Continued on the front page (51) Int.Cl. ⁷ Identification symbol FI Theme coat II (Reference) H04R 1/40 320 G10L 3/00 511 551N

Claims (6)

[Claims] A plurality of devices to be controlled (80) (82) (84)
And a plurality of microphones (20), (22), and (24) that are placed at multiple locations in the space and detect the user's voice, and collect voice data detected by each of the microphones (20), (22), and (24) A sound collecting means (30), a voice recognizing means (40) for analyzing the content of the voice data input to the sound collecting means (30), and a size of the voice data input to the sound collecting means (30). Distribution analysis means (50) for detecting the user's utterance direction, the content of the voice data analyzed by the voice recognition means (40), and the user's utterance direction analyzed by the distribution analysis means (50) A device to be controlled (82) and inference means (60) for determining the operation content; and a device (82) to be controlled based on the device (82) and the operation content determined by the inference means (60). A device control means (70) for issuing a control signal to the device, and a voice control system for a plurality of devices. 2. The distribution analysis means (50) includes a microphone (20).
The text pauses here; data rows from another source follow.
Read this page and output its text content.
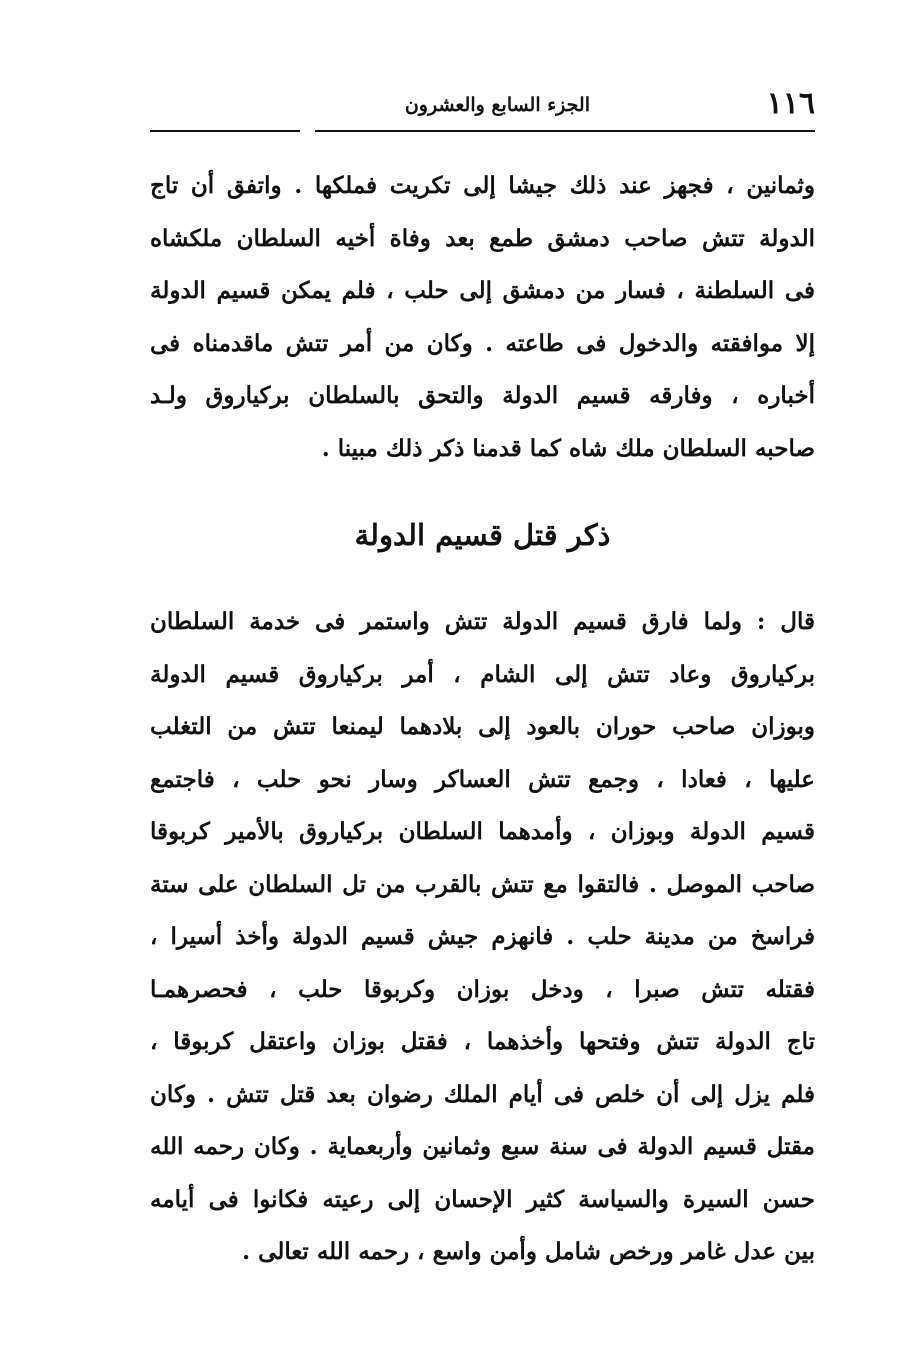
١١٦
الجزء السابع والعشرون
وثمانين ، فجهز عند ذلك جيشا إلى تكريت فملكها . واتفق أن تاج
الدولة تتش صاحب دمشق طمع بعد وفاة أخيه السلطان ملكشاه
فى السلطنة ، فسار من دمشق إلى حلب ، فلم يمكن قسيم الدولة
إلا موافقته والدخول فى طاعته . وكان من أمر تتش ماقدمناه فى
أخباره ، وفارقه قسيم الدولة والتحق بالسلطان بركياروق ولـد
صاحبه السلطان ملك شاه كما قدمنا ذكر ذلك مبينا .
ذكر قتل قسيم الدولة
قال : ولما فارق قسيم الدولة تتش واستمر فى خدمة السلطان
بركياروق وعاد تتش إلى الشام ، أمر بركياروق قسيم الدولة
وبوزان صاحب حوران بالعود إلى بلادهما ليمنعا تتش من التغلب
عليها ، فعادا ، وجمع تتش العساكر وسار نحو حلب ، فاجتمع
قسيم الدولة وبوزان ، وأمدهما السلطان بركياروق بالأمير كربوقا
صاحب الموصل . فالتقوا مع تتش بالقرب من تل السلطان على ستة
فراسخ من مدينة حلب . فانهزم جيش قسيم الدولة وأخذ أسيرا ،
فقتله تتش صبرا ، ودخل بوزان وكربوقا حلب ، فحصرهمـا
تاج الدولة تتش وفتحها وأخذهما ، فقتل بوزان واعتقل كربوقا ،
فلم يزل إلى أن خلص فى أيام الملك رضوان بعد قتل تتش . وكان
مقتل قسيم الدولة فى سنة سبع وثمانين وأربعماية . وكان رحمه الله
حسن السيرة والسياسة كثير الإحسان إلى رعيته فكانوا فى أيامه
بين عدل غامر ورخص شامل وأمن واسع ، رحمه الله تعالى .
(2) The sound control system for a plurality of devices according to claim 1, wherein the amplitude of the sound data input from (24) to the sound collecting means (30) is compared to detect the direction of utterance of the user. 3. The voice recognition means (40) includes a microphone (20).
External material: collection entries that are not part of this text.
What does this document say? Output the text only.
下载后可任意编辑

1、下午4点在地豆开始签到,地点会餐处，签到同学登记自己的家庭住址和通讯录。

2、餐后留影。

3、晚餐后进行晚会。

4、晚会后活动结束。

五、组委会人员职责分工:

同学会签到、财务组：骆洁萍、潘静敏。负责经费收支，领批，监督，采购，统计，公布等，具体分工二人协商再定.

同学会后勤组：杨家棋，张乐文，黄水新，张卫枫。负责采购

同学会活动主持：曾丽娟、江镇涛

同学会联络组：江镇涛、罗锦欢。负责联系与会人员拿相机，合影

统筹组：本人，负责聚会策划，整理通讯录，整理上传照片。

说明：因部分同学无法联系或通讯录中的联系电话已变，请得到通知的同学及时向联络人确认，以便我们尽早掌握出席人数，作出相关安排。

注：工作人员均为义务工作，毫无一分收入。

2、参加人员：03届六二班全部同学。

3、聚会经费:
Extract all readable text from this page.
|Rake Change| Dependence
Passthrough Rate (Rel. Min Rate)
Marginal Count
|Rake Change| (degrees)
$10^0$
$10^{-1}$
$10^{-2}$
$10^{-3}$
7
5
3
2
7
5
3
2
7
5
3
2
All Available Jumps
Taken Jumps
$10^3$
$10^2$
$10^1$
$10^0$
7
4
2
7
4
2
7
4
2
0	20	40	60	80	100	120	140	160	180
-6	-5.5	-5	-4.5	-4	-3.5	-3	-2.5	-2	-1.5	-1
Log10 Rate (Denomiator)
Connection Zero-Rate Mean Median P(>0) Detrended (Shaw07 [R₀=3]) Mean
(22) The voice control system for a plurality of devices according to claim 1 or 2, wherein the content of the voice data having the largest amplitude among the voice data input from (24) to the sound collecting means (30) is analyzed. 4. The voice control system for a plurality of devices according to claim 1, wherein the voice uttered by the user includes a device name to be controlled and an operation content. 5. The voice uttered by the user includes only the operation content of the device to be controlled, the operation content is analyzed by the voice recognition means (40), and the control object is analyzed by the distribution analysis means (50). The voice control system for a plurality of devices according to any one of claims 1 to 3, wherein a device (82) to be specified is specified. 6. The audio control system for a plurality of appliances according to claim 1, wherein the appliances (80), (82), and (84) to be controlled are kitchen appliances.